Si coges la guitarra y te dejas inspirar por países como Chile o aún mejor por las canciones de Victor Jara, respiras libertad por los cuatro costados. No, la voz ya no es misma y las guitarras tampoco. En su interior, ellas guardan la esencia de lo que han sido, de lo que son. La música que sale de la más antigua es la más querida, la que más ha viajado, la que más ha vivido. En este Septiembre, que es diferente a otros, queríamos oír el corrido de Juan sin tierra. Nos atrevimos todos: voz, manos, dedos ágiles, y guitarra.
Hay otros Septiembres, los escritos en los libros que levantan polvaredas de hojas secas y dejan tristes a los amantes silenciosos que descubren la soledad de las montañas que se alzan desde el fondo de los barrancos hasta el cielo teñido de rojos insólitos, diestros, increíbles. Hay Septiembres que añoran las olas, la sal del mar, la bajada de los ríos, la lluvia de los cielos, las nubes gruñonas, los paraguas de Cherburgo, la ausencia de viento, los saltos en los charcos, las botas de agua, el olor de las hojas del arce rojo o del pinsapo alado. Hay Septiembres melancólicos llenos de poesías, de sempiternos defectos, que diría Machado, Neruda diría que a este mes se le caen las hojas y está lleno de cavidades y niebla.
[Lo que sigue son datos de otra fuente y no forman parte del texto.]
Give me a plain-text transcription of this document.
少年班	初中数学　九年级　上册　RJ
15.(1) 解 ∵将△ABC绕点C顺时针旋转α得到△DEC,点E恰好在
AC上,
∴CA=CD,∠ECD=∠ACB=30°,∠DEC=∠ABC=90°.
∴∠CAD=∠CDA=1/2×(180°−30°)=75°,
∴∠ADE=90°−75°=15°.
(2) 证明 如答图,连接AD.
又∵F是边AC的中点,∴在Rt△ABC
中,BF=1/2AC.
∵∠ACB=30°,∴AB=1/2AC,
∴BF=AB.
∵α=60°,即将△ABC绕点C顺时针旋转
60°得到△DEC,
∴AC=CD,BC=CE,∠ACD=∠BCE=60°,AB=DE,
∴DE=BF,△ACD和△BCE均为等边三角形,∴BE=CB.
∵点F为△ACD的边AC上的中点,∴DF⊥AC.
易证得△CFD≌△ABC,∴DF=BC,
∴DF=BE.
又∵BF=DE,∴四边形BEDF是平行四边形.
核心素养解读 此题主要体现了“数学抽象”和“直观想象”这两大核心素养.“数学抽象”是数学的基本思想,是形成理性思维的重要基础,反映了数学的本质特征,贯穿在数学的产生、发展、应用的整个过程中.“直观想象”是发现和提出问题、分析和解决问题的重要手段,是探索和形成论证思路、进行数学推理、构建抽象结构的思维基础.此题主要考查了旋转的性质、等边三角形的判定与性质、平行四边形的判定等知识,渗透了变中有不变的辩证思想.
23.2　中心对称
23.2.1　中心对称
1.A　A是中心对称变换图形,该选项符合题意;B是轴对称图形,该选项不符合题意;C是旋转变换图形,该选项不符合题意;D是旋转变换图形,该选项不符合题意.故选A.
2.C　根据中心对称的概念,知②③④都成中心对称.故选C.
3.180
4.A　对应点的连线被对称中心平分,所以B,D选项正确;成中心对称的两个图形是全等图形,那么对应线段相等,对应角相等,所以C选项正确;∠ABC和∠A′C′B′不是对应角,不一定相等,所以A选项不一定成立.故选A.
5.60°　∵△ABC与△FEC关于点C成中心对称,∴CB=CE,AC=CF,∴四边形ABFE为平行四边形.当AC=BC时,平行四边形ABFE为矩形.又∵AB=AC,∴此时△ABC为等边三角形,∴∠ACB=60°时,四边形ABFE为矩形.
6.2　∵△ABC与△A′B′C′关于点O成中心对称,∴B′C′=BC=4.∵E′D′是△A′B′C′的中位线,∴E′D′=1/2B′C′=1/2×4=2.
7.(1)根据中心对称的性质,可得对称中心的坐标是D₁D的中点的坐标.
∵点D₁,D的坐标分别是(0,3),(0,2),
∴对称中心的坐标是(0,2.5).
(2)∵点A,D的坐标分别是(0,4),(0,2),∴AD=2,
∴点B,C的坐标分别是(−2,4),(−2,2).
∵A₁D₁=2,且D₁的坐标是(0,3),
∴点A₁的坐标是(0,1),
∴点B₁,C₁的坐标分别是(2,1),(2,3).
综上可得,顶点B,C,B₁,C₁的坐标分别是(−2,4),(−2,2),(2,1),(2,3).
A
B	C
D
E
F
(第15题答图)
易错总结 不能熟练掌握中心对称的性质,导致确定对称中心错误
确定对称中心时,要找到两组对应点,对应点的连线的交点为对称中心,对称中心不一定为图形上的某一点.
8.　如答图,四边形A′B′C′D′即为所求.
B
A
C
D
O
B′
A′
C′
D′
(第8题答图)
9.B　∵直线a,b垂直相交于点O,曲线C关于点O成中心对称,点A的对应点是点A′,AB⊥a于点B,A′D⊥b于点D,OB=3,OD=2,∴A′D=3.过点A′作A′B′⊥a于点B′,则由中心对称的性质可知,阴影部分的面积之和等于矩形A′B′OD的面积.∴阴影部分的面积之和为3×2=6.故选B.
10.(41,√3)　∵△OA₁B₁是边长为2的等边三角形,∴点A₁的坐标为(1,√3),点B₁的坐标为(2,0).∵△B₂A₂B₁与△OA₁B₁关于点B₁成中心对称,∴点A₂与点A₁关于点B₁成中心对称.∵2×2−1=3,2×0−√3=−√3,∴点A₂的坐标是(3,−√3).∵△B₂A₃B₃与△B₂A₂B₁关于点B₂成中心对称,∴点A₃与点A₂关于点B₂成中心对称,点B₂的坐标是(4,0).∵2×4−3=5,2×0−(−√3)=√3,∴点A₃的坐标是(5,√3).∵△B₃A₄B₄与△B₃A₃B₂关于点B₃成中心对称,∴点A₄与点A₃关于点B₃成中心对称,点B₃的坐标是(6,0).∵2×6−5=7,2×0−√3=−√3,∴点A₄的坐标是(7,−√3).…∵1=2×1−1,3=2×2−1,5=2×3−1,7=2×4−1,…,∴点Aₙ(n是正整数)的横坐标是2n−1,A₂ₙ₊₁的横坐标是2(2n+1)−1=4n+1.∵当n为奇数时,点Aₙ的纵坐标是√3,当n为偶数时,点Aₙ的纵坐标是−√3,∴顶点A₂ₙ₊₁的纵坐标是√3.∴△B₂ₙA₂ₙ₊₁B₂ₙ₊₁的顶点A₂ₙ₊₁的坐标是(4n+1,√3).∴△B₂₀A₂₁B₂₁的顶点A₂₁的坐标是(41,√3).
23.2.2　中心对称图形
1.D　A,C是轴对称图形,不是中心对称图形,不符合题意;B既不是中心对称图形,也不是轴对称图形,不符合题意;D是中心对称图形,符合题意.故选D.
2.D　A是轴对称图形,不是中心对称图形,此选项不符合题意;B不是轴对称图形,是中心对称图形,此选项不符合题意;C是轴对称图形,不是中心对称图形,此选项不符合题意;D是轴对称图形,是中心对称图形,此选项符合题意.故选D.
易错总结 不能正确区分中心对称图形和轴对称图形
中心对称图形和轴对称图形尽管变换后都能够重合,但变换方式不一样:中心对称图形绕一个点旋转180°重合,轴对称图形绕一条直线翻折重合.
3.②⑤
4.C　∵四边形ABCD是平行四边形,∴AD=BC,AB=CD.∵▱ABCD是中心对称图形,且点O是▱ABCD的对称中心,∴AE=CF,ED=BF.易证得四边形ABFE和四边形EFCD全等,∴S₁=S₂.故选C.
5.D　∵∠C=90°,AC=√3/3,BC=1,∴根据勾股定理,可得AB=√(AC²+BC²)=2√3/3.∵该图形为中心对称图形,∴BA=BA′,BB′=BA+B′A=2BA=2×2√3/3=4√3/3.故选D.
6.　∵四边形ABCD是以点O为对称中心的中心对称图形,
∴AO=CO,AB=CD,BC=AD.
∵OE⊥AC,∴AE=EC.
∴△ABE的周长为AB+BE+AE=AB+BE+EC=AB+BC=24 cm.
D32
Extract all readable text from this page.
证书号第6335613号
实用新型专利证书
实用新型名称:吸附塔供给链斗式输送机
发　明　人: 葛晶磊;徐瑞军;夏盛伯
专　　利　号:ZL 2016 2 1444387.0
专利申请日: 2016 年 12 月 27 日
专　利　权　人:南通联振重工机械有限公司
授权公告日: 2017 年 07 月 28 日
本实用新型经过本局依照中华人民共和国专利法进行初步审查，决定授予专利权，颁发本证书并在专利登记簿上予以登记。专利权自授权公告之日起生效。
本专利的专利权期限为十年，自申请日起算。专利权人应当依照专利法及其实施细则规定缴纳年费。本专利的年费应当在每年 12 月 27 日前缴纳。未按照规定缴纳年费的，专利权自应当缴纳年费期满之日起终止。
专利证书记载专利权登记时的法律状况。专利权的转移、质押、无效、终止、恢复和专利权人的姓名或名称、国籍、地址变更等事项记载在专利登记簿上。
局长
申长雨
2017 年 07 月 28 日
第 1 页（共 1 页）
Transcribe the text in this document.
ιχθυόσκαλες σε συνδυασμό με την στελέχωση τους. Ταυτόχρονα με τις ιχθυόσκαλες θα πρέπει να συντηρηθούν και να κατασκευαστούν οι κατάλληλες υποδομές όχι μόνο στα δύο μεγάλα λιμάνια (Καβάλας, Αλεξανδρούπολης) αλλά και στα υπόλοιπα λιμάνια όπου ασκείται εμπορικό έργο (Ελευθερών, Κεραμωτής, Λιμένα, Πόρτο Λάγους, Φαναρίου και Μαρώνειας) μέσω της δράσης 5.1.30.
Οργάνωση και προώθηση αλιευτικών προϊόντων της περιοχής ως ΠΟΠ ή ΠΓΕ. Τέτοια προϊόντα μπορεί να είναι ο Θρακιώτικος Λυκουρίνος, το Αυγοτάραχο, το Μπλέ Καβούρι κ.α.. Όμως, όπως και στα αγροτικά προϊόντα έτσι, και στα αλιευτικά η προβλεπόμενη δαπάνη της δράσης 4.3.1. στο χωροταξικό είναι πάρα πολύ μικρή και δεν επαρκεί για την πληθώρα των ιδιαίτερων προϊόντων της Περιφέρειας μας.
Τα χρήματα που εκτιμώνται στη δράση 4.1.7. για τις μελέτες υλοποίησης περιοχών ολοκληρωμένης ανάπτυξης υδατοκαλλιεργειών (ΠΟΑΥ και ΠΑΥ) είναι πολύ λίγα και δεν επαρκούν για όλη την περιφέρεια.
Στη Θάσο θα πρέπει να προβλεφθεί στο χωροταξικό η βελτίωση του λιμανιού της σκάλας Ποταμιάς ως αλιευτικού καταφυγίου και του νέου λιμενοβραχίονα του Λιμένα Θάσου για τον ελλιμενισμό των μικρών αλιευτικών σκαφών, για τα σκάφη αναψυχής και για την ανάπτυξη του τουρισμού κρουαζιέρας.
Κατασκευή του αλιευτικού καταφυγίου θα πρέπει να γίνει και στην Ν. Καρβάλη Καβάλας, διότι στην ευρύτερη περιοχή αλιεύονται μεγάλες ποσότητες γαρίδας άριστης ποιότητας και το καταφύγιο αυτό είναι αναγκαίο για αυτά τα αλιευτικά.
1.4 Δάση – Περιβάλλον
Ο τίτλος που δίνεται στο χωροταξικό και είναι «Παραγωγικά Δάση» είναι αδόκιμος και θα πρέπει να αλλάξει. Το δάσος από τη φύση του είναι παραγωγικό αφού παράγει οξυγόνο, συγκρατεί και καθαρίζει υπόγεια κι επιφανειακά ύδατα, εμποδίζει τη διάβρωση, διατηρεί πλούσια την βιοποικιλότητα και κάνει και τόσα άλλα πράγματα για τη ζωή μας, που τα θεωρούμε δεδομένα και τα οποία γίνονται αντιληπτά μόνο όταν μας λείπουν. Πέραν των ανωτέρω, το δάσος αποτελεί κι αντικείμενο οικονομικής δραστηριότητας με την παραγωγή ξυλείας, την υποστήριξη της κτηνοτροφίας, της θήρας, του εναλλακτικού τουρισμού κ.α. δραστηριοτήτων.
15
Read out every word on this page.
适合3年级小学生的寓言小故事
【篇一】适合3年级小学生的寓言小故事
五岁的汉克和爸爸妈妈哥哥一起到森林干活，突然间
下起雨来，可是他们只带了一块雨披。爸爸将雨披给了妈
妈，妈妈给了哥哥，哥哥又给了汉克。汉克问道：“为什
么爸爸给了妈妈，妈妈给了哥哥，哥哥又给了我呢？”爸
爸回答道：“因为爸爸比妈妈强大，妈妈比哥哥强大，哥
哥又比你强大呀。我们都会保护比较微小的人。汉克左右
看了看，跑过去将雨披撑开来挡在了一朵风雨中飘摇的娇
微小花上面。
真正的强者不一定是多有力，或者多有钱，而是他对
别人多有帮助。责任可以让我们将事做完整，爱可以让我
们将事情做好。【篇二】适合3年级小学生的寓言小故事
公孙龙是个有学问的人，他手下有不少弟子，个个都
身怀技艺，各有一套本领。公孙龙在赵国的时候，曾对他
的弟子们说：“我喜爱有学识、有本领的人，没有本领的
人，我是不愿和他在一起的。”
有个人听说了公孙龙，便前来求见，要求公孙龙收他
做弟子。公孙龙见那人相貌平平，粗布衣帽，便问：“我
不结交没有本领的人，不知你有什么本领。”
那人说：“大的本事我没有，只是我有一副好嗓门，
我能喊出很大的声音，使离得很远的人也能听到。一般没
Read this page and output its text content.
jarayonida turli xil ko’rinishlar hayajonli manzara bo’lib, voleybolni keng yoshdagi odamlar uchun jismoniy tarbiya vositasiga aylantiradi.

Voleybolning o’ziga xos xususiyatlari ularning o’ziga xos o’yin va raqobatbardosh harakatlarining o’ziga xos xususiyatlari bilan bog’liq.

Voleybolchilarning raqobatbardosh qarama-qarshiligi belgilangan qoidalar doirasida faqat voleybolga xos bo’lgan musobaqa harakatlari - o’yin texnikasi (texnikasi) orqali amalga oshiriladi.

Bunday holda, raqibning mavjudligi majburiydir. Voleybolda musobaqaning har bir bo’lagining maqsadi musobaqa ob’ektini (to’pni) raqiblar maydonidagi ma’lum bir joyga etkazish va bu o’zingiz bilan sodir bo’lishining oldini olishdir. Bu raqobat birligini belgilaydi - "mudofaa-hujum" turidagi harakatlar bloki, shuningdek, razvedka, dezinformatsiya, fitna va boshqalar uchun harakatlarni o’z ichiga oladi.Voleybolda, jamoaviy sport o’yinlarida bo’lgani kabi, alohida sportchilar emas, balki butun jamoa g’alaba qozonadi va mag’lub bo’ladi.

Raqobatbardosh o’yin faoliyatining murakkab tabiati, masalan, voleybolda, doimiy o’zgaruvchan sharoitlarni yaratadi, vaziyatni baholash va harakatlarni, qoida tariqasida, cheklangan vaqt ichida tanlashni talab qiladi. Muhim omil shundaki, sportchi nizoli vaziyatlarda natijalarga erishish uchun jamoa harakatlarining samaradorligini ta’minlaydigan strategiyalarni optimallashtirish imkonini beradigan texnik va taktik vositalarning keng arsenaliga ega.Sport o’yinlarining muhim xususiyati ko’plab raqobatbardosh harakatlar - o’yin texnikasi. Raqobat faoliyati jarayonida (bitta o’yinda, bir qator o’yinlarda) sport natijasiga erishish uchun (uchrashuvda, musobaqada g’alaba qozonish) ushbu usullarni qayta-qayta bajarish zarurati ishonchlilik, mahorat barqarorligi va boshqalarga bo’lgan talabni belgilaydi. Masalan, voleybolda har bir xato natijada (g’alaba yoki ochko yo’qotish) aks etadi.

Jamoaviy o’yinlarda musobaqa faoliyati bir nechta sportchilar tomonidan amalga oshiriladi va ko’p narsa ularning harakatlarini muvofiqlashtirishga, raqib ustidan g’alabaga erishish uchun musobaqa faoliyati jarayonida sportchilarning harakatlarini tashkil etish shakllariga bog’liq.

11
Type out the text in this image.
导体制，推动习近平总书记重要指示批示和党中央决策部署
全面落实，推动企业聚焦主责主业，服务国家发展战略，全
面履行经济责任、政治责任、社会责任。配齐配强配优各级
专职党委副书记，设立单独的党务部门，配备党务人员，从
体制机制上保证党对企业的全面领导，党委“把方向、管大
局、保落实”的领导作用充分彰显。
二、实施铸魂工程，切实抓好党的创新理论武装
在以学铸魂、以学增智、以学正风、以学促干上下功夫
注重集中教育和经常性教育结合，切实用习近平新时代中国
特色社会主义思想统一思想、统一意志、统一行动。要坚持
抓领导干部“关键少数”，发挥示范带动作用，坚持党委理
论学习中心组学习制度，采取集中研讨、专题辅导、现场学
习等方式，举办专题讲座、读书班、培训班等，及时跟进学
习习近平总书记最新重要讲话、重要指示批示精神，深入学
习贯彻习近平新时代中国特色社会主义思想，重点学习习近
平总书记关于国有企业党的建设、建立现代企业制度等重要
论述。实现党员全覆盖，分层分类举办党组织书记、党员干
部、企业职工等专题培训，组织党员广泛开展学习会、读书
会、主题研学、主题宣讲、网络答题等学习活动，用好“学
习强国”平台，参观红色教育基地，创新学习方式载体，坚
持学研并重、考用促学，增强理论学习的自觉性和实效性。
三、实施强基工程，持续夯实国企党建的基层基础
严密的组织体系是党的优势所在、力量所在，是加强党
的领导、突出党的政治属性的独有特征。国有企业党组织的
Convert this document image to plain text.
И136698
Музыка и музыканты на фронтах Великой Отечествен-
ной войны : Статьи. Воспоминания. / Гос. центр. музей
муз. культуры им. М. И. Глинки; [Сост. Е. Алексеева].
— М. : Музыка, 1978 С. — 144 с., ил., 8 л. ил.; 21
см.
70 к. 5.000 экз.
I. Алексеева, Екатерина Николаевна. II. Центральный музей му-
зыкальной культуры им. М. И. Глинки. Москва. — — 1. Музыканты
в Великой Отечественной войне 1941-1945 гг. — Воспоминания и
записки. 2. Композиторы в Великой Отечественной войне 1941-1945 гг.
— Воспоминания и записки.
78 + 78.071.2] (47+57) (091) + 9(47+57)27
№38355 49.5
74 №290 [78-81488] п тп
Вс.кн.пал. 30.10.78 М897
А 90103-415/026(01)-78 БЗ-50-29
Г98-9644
Septiembre, suspiros y miradas de soslayo sobre lienzos que atrapan los coloridos envueltos en trementina y pigmentos anaranjados que ascienden en un caballete ubicado en El jardín de otoño de Van Gogh o en las hojas acuosas de Manet. Hay niños que corren en Septiembre hasta la puerta de los colegios, encantados de reencontrarse con amigos o de cambiar de dirección en un verano demasiado largo. Olor a lápices, a ceras, a gomas de borrar, a baberos a patios de recreo, a lágrimas de pocos años. Sí, esta es la voz diferente, el rumor soleado del mes que habitamos.